Planning a couple of days of inshore for the week of June 18-22. Where can I catch Spanish? I will be using live shrimp, Gotcha lures, and possibly pinfish. 

All help is appreciated.

Thanks,

S E D G E


----------



## OP-FOR (Jan 23, 2010)

Not sure where you are fishing from but Johnson beach works during the summer months. Bay side has produced the most for me.


----------



## Tyler Massey (Oct 2, 2007)

Anywhere along the beaches and near pensacola pass should produce some spanish, also near the close wreck the Mass. If you are going to be land locked id try the pensacola beach pier.


----------



## Sedge (Apr 30, 2012)

OP-FOR said:


> Not sure where you are fishing from but Johnson beach works during the summer months.

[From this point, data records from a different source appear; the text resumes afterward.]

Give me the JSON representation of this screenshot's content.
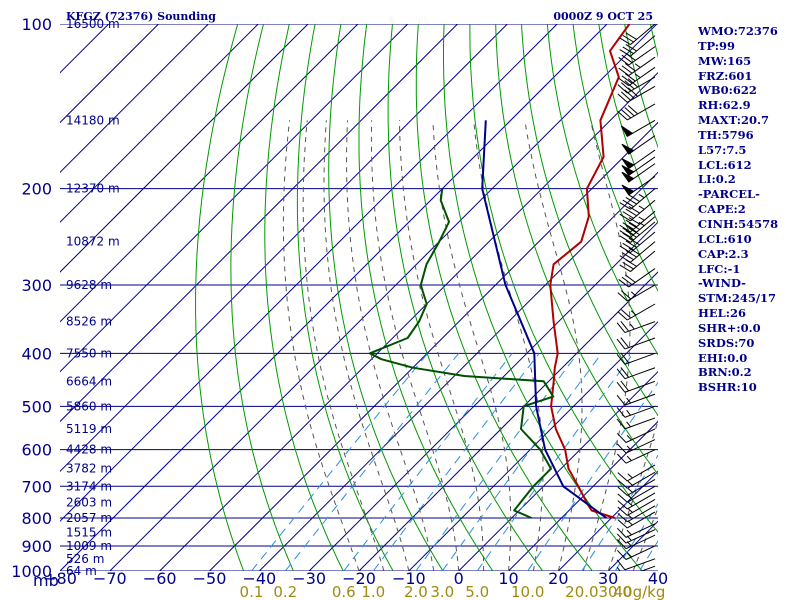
{
  "header": {
    "title": "KFGZ (72376) Sounding",
    "datetime": "0000Z  9 OCT 25"
  },
  "params": [
    "WMO:72376",
    "TP:99",
    "MW:165",
    "FRZ:601",
    "WB0:622",
    "RH:62.9",
    "MAXT:20.7",
    "TH:5796",
    "L57:7.5",
    "LCL:612",
    "LI:0.2",
    "-PARCEL-",
    "CAPE:2",
    "CINH:54578",
    "LCL:610",
    "CAP:2.3",
    "LFC:-1",
    "-WIND-",
    "STM:245/17",
    "HEL:26",
    "SHR+:0.0",
    "SRDS:70",
    "EHI:0.0",
    "BRN:0.2",
    "BSHR:10"
  ],
  "colors": {
    "frame": "#00008b",
    "temperature": "#b00000",
    "dewpoint": "#005000",
    "parcel": "#00008b",
    "dry_adiabat": "#009900",
    "moist_adiabat": "#555555",
    "mixing_ratio": "#2a8fe0",
    "wind_barb": "#000000"
  },
  "chart_data": {
    "type": "line",
    "title": "KFGZ (72376) Sounding",
    "xlabel": "",
    "ylabel": "mb",
    "skew_t": true,
    "pressure_axis": {
      "unit": "mb",
      "scale": "log",
      "range": [
        1000,
        100
      ],
      "ticks": [
        100,
        200,
        300,
        400,
        500,
        600,
        700,
        800,
        900,
        1000
      ]
    },
    "temperature_axis": {
      "range": [
        -80,
        40
      ],
      "ticks": [
        -80,
        -70,
        -60,
        -50,
        -40,
        -30,
        -20,
        -10,
        0,
        10,
        20,
        30,
        40
      ]
    },
    "height_labels": [
      "16500 m",
      "14180 m",
      "12370 m",
      "10872 m",
      "9628 m",
      "8526 m",
      "7550 m",
      "6664 m",
      "5860 m",
      "5119 m",
      "4428 m",
      "3782 m",
      "3174 m",
      "2603 m",
      "2057 m",
      "1515 m",
      "1009 m",
      "526 m",
      "64 m"
    ],
    "height_label_pressures": [
      100,
      150,
      200,
      250,
      300,
      350,
      400,
      450,
      500,
      550,
      600,
      650,
      700,
      750,
      800,
      850,
      900,
      950,
      1000
    ],
    "mixing_ratio_labels": [
      "0.1",
      "0.2",
      "0.6",
      "1.0",
      "2.0",
      "3.0",
      "5.0",
      "10.0",
      "20.0",
      "30.0",
      "40g/kg"
    ],
    "mixing_ratio_values": [
      0.1,
      0.2,
      0.6,
      1,
      2,
      3,
      5,
      10,
      20,
      30,
      40
    ],
    "dry_adiabats_K": [
      230,
      240,
      250,
      260,
      270,
      280,
      290,
      300,
      310,
      320,
      330,
      340,
      350,
      360,
      370,
      380,
      390,
      400,
      410,
      420,
      430,
      440,
      450,
      460,
      470,
      480
    ],
    "moist_adiabats_C": [
      -20,
      -15,
      -10,
      -5,
      0,
      5,
      10,
      15,
      20,
      25,
      30,
      35,
      40
    ],
    "series": [
      {
        "role": "temperature",
        "pressure": [
          800,
          775,
          750,
          700,
          650,
          600,
          550,
          500,
          450,
          425,
          400,
          350,
          300,
          275,
          250,
          225,
          200,
          175,
          150,
          125,
          112,
          100
        ],
        "values": [
          20.7,
          14.5,
          12,
          7,
          1.5,
          -3,
          -9,
          -14.5,
          -19,
          -21.5,
          -23.8,
          -31,
          -39,
          -42.5,
          -41.5,
          -45,
          -51,
          -54,
          -62,
          -67,
          -74,
          -75.5
        ]
      },
      {
        "role": "dewpoint",
        "pressure": [
          800,
          775,
          700,
          650,
          600,
          550,
          500,
          480,
          450,
          440,
          425,
          410,
          400,
          375,
          350,
          325,
          300,
          275,
          262,
          250,
          230,
          210,
          200
        ],
        "values": [
          4,
          -1,
          -2,
          -2,
          -8,
          -16,
          -20,
          -16,
          -21,
          -38,
          -50,
          -58,
          -61.5,
          -57,
          -58,
          -60,
          -65,
          -68,
          -69,
          -70,
          -72,
          -78,
          -80
        ]
      },
      {
        "role": "parcel",
        "pressure": [
          800,
          700,
          600,
          500,
          400,
          300,
          200,
          150
        ],
        "values": [
          19,
          4,
          -7,
          -17.5,
          -28.5,
          -48,
          -72,
          -85
        ]
      }
    ],
    "wind_barbs": {
      "pressure": [
        980,
        950,
        900,
        860,
        840,
        820,
        780,
        760,
        740,
        720,
        700,
        680,
        660,
        640,
        600,
        575,
        550,
        525,
        500,
        475,
        450,
        425,
        400,
        375,
        350,
        325,
        300,
        280,
        260,
        250,
        240,
        230,
        225,
        220,
        210,
        200,
        190,
        180,
        175,
        170,
        160,
        150,
        140,
        130,
        125,
        120,
        115,
        110,
        105,
        100
      ],
      "direction_deg": [
        250,
        250,
        245,
        245,
        245,
        245,
        240,
        240,
        240,
        240,
        240,
        240,
        240,
        240,
        245,
        245,
        245,
        250,
        250,
        250,
        250,
        250,
        250,
        250,
        250,
        240,
        240,
        235,
        230,
        230,
        230,
        230,
        230,
        230,
        230,
        230,
        235,
        235,
        235,
        235,
        235,
        240,
        240,
        240,
        240,
        235,
        235,
        235,
        230,
        230
      ],
      "speed_kt": [
        10,
        10,
        15,
        15,
        15,
        15,
        15,
        15,
        15,
        15,
        15,
        15,
        15,
        15,
        15,
        15,
        15,
        15,
        15,
        15,
        20,
        20,
        20,
        20,
        25,
        25,
        25,
        30,
        30,
        40,
        40,
        40,
        45,
        45,
        45,
        45,
        50,
        50,
        50,
        50,
        50,
        50,
        40,
        40,
        40,
        35,
        35,
        30,
        30,
        30
      ]
    }
  }
}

Bay side has produced the most for me.


I am fishing the Pass, the Santa Rosa Sound, anywhere in that area.


----------



## leeroy87 (May 20, 2012)

caught tons on the pensacola beach side of ft pickens and form the beach pier.


----------



## Sedge (Apr 30, 2012)

Tyler Massey said:


> also near the close wreck the Mass


Where is that?


----------